Nicodème qui, avec ses cinq vaches et son élevage de 500 poules, menait une vie tranquille dans son village, a été victime de la crise de 1993 où il a tout perdu. Après une longue traversée du désert, Nicodème reprend sa vie en main en se lançant notamment dans l’élevage du bétail. Il reconnait qu’avec les efforts conjugués des burundais et de la communauté internationale de grands changements s’observent en matière de consolidation de la paix.

« Ensemble, avec les déplacés, les rapatriés, les démobilisés, nous la communauté d’accueil nous créons aujourd’hui une harmonie, alors qu’hier nous avions peur des démobilisés que nous croyions possédés par le diable et que nous taxions de criminels, à tord. Aujourd’hui, ils sont membres actifs de notre communauté et parfois ils jouent au chef dans les programmes de développement. Nous remarquons aussi que les enfants qui fréquentent le centre adoptent des comportements positifs. Ils ne divaguent pas, ne participent pas aux forfaits commis de temps à autre sous l’emprise de la drogue, de la bière et du désœuvrement. C’est pourquoi je vais de plus en plus m’impliquer dans le centre pour contribuer au développement du pays, à travers sa jeunesse. Dans mes messages, alors que nous autres adultes nous avons enseigné les divisions, je vais plutôt leur transmettre des idéaux de paix et de développement. En effet, celui qui sabote le développement du pays, inculque à la jeunesse des idéaux de division », conclut Nicodème.

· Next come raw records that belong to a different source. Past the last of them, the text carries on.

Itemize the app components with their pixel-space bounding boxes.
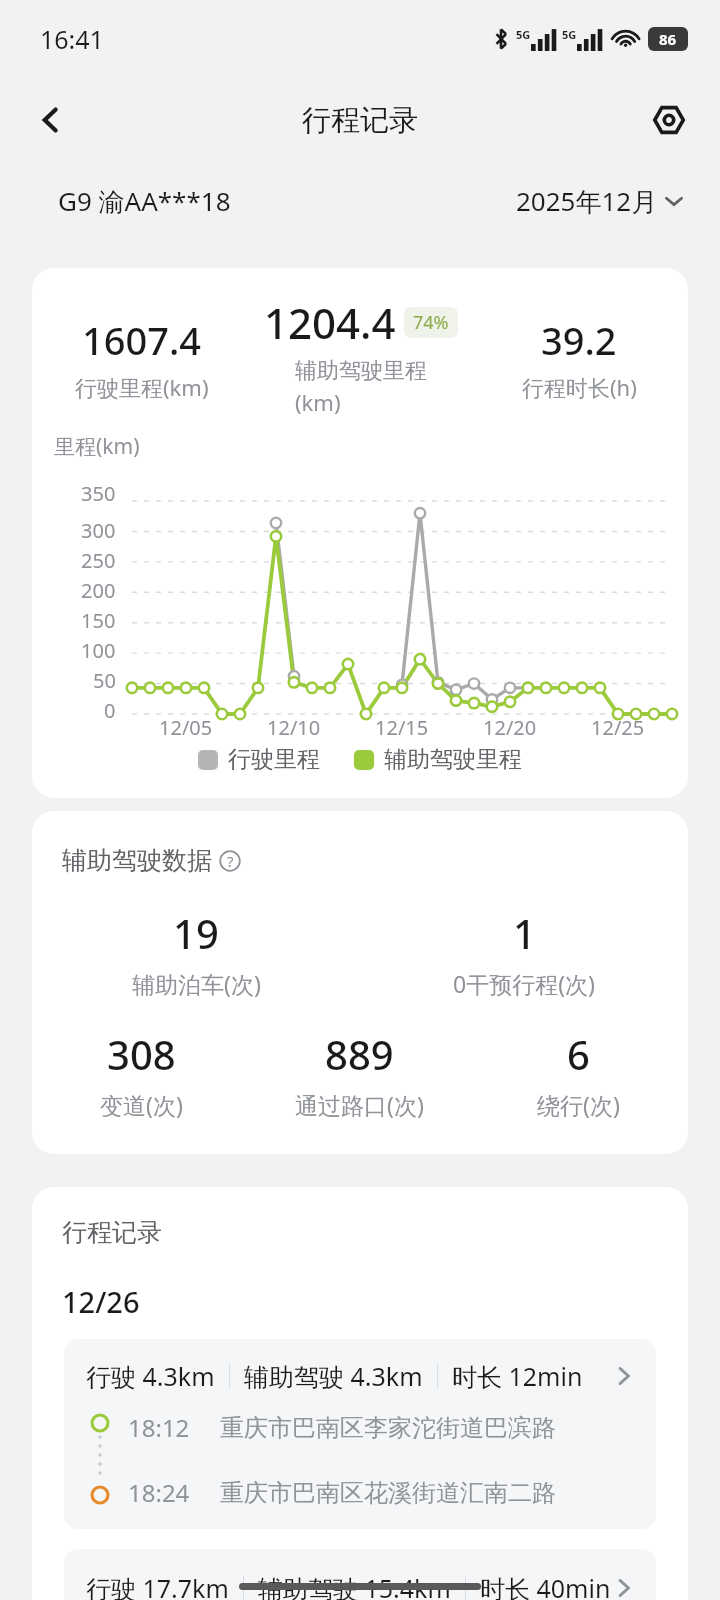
staticText: 12/05 [159, 714, 213, 741]
staticText: 350 [81, 480, 116, 507]
staticText: 50 [93, 667, 116, 694]
staticText: 辅助驾驶 4.3km [244, 1359, 423, 1393]
staticText: 绕行(次) [537, 1089, 620, 1120]
staticText: 12/10 [267, 714, 321, 741]
staticText: 200 [81, 577, 116, 604]
staticText: 行驶里程 [228, 745, 320, 774]
staticText: G9 渝AA***18 [58, 183, 231, 219]
staticText: 0 [104, 697, 116, 724]
staticText: 时长 12min [452, 1359, 583, 1393]
staticText: 通过路口(次) [295, 1089, 424, 1120]
staticText: 12/15 [375, 714, 429, 741]
staticText: 1 [513, 906, 536, 960]
staticText: 辅助驾驶里程 [384, 745, 522, 774]
staticText: 辅助驾驶数据 [62, 845, 212, 876]
staticText: 12/26 [62, 1282, 140, 1321]
staticText: 18:12 [128, 1411, 190, 1444]
staticText: 行驶里程(km) [75, 372, 209, 402]
staticText: 308 [107, 1027, 176, 1081]
staticText: ? [227, 851, 234, 871]
button[interactable]: 2025年12月 [516, 183, 684, 219]
staticText: 16:41 [40, 22, 104, 56]
button[interactable]: 行驶 17.7km [64, 1549, 656, 1600]
staticText: 行程记录 [302, 102, 418, 139]
staticText: 889 [325, 1027, 394, 1081]
staticText: 行程记录 [62, 1217, 162, 1248]
button[interactable]: Settings [640, 91, 698, 149]
staticText: 辅助驾驶 15.4km [258, 1571, 451, 1600]
staticText: 变道(次) [100, 1089, 183, 1120]
staticText: 74% [413, 310, 449, 335]
staticText: 行驶 17.7km [86, 1571, 229, 1600]
staticText: 5G [562, 27, 577, 42]
staticText: 1607.4 [82, 314, 202, 366]
staticText: 重庆市巴南区花溪街道汇南二路 [220, 1478, 556, 1508]
staticText: 12/25 [591, 714, 645, 741]
staticText: 86 [659, 29, 677, 49]
button[interactable]: Back [22, 91, 80, 149]
staticText: 0干预行程(次) [453, 968, 595, 999]
staticText: 2025年12月 [516, 183, 658, 219]
staticText: 39.2 [541, 314, 617, 366]
staticText: 300 [81, 517, 116, 544]
staticText: 行程时长(h) [522, 372, 637, 402]
staticText: 19 [173, 906, 219, 960]
staticText: 辅助泊车(次) [132, 968, 261, 999]
staticText: 6 [567, 1027, 590, 1081]
staticText: 重庆市巴南区李家沱街道巴滨路 [220, 1413, 556, 1443]
staticText: 100 [81, 637, 116, 664]
staticText: 辅助驾驶里程 (km) [295, 357, 427, 418]
staticText: 里程(km) [54, 432, 140, 461]
staticText: 时长 40min [480, 1571, 611, 1600]
staticText: 1204.4 [264, 294, 396, 351]
staticText: 250 [81, 547, 116, 574]
staticText: 行驶 4.3km [86, 1359, 215, 1393]
staticText: 12/20 [483, 714, 537, 741]
button[interactable]: Help [218, 849, 242, 873]
staticText: 18:24 [128, 1476, 190, 1509]
staticText: 150 [81, 607, 116, 634]
button[interactable]: 行驶 4.3km [64, 1339, 656, 1529]
staticText: 5G [516, 27, 531, 42]
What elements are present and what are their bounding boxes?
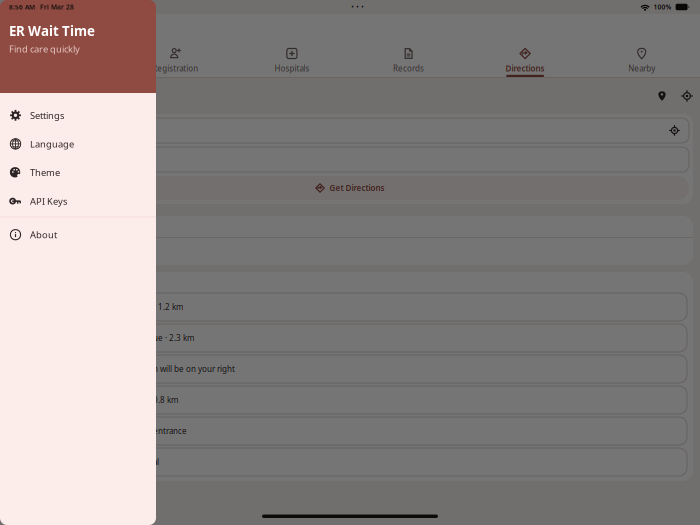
button[interactable]: Records bbox=[350, 39, 467, 77]
staticText: • • • bbox=[351, 3, 364, 12]
button[interactable]: 4 bbox=[13, 386, 687, 414]
staticText: Fri Mar 28 bbox=[41, 3, 75, 12]
button[interactable]: Nearby bbox=[583, 39, 700, 77]
staticText: Registration bbox=[152, 63, 198, 74]
staticText: Records bbox=[393, 63, 424, 74]
staticText: Head north on Oak Street for 1.2 km bbox=[47, 302, 183, 312]
staticText: Settings bbox=[30, 109, 64, 122]
staticText: Continue straight; the station will be o… bbox=[47, 364, 235, 374]
staticText: Merge onto Hospital Drive · 0.8 km bbox=[47, 395, 178, 405]
staticText: Find care quickly bbox=[9, 43, 80, 55]
button[interactable]: Language bbox=[0, 130, 156, 158]
staticText: Nearby bbox=[628, 63, 655, 74]
button[interactable]: Saved places bbox=[651, 85, 673, 107]
button[interactable]: 5 bbox=[13, 417, 687, 445]
staticText: Language bbox=[30, 138, 74, 150]
button[interactable]: 6 bbox=[13, 448, 687, 476]
button[interactable]: Hospitals bbox=[234, 39, 350, 77]
button[interactable]: Directions bbox=[467, 39, 583, 77]
button[interactable]: Get Directions bbox=[11, 176, 689, 200]
button[interactable]: Registration bbox=[117, 39, 234, 77]
staticText: ER Wait Time bbox=[9, 22, 95, 40]
staticText: Get Directions bbox=[330, 183, 384, 193]
staticText: Arrive at City General Hospital bbox=[47, 457, 159, 467]
staticText: About bbox=[30, 228, 57, 241]
staticText: Fri Mar 28 bbox=[40, 3, 74, 12]
button[interactable]: Use current location bbox=[676, 85, 698, 107]
staticText: 8:56 AM bbox=[9, 3, 35, 12]
staticText: Theme bbox=[30, 166, 60, 179]
staticText: ER Wait Time bbox=[43, 18, 129, 35]
staticText: Hospitals bbox=[274, 63, 309, 74]
button[interactable]: Theme bbox=[0, 158, 156, 187]
staticText: 100% bbox=[654, 3, 672, 12]
staticText: Route bbox=[16, 223, 39, 233]
button[interactable]: Menu bbox=[10, 16, 33, 37]
staticText: Keep left at the emergency entrance bbox=[47, 426, 187, 436]
staticText: Turn right onto Market Avenue · 2.3 km bbox=[47, 333, 194, 343]
button[interactable]: 3 bbox=[13, 355, 687, 383]
button[interactable]: 2 bbox=[13, 324, 687, 352]
button[interactable]: Settings bbox=[0, 101, 156, 130]
staticText: API Keys bbox=[30, 195, 67, 207]
button[interactable]: About bbox=[0, 220, 156, 249]
staticText: Directions bbox=[506, 63, 545, 74]
staticText: 8:56 AM bbox=[10, 3, 36, 12]
button[interactable]: 1 bbox=[13, 293, 687, 321]
button[interactable]: API Keys bbox=[0, 187, 156, 215]
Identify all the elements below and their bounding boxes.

Le centre fait aussi grandir moralement les enfants. Il les aide à mieux vivre leur situation dans leur différence. C’est le cas de Romeo Ndayizeye, membre du groupe culturel de danse traditionnelle au centre jeunes Gihanga. À 17 ans, il n’a aucune gêne à fréquenter la 6ème année primaire. « C’est le parcours de l’histoire, je suis né en exil au Congo. Les conditions d’extrême pauvreté dans lesquelles vivaient mes parents ont été l’obstacle principal pour me faire inscrire à l’école. Aujourd’hui, comme la paix s’installe, mes parents ont commencé à s’extraire de la pauvreté. Nous sommes sans terre, mais avec un peu d’organisation, et grâce à l’argent que mes parents tirent de leur travail en tant qu’ouvriers agricole, notre famille a pu ouvrir un petit commerce de farine qui nous permet de vivre tant bien que mal. D’ailleurs, je suis très fier d’être capable de tenir le commerce et d’assurer la vente en l’absence de mes parents, et cela grâce aux bons enseignements du centre. En effet, au centre on nous apprend à être des hommes qui promeuvent les grandes valeurs sociales de respect et de de travail, et d’avoir une vision de notre avenir », dit Romeo.

Avant qu’il n’apprenne l’existence du centre au cours d’un weekend d’octobre 2012 à Gihanga, Romeo faisait partie d’un groupe de jeunes en rupture avec la société. « Avant, je développais une jalousie vis-à-vis de mes voisins qui avaient de quoi vivre décemment et je marchais sur les traces de mes amis gagnés par la délinquance. Aujourd’hui, j’ai rompu avec ce groupe et je vis mieux avec mes parents qui me battaient souvent à cause de mon mauvais comportement. Au lieu d’aller puiser l’eau par exemple, je me contentais d’aller jouer avec mes copains, ce qui fâchait mon père. J’ai même amélioré mon score en classe. Je suis parmi les cinq premiers alors qu’avant, je n’avais jamais occupé la 12ème place », souligne Romeo.